Nuance and context and description are much more easily and properly done in history books. That is where the stories of Confederate leaders belong. Not as statues on street corners and in.parks.
....That's true, but totally removing them from parks or street corners removes an important historical link to the past. Not many people read history books so a statue (might) be their only knowledge of past events. In these cases we are dealing with emotions much like the black student at UNC who felt safer when the Silent Sam statue had been removed.
 
The statues were put up to support the goals of the Confederacy including white supremacy and intimidate Black people.

The statues were taken down to show that we shouldn’t honor the Confederacy.

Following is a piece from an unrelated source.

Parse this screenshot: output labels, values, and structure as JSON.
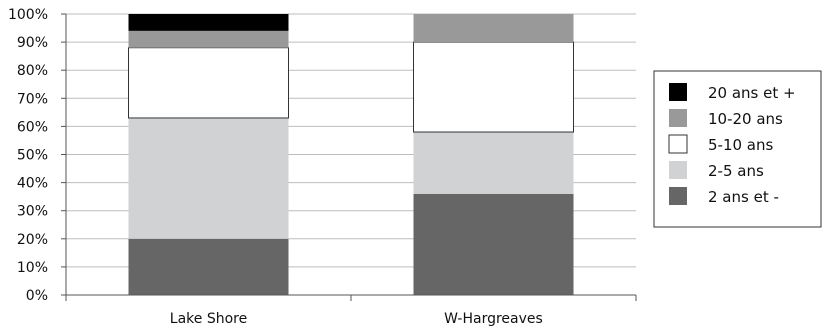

The removal of statues is history in itself.
 
We need to shut down the University of North Carolina and sell it off part by part, starting with the basketball team.
 
Why wouldn’t a big corporation just by the team name? With merchandise, that’s way better exposure than being mentioned with a stadium name. They mention the stadium once or twice per game broadcast. You see the corporate logo on every play on a jersey.
On the flip side, you don’t want your brand to be a doormat. At least stadiums can feel more linked to the community than the team.
 
Yeah. Nobody wants their brand name controlled by Daniel Snyder's front office moves and Ron Rivera's coaching.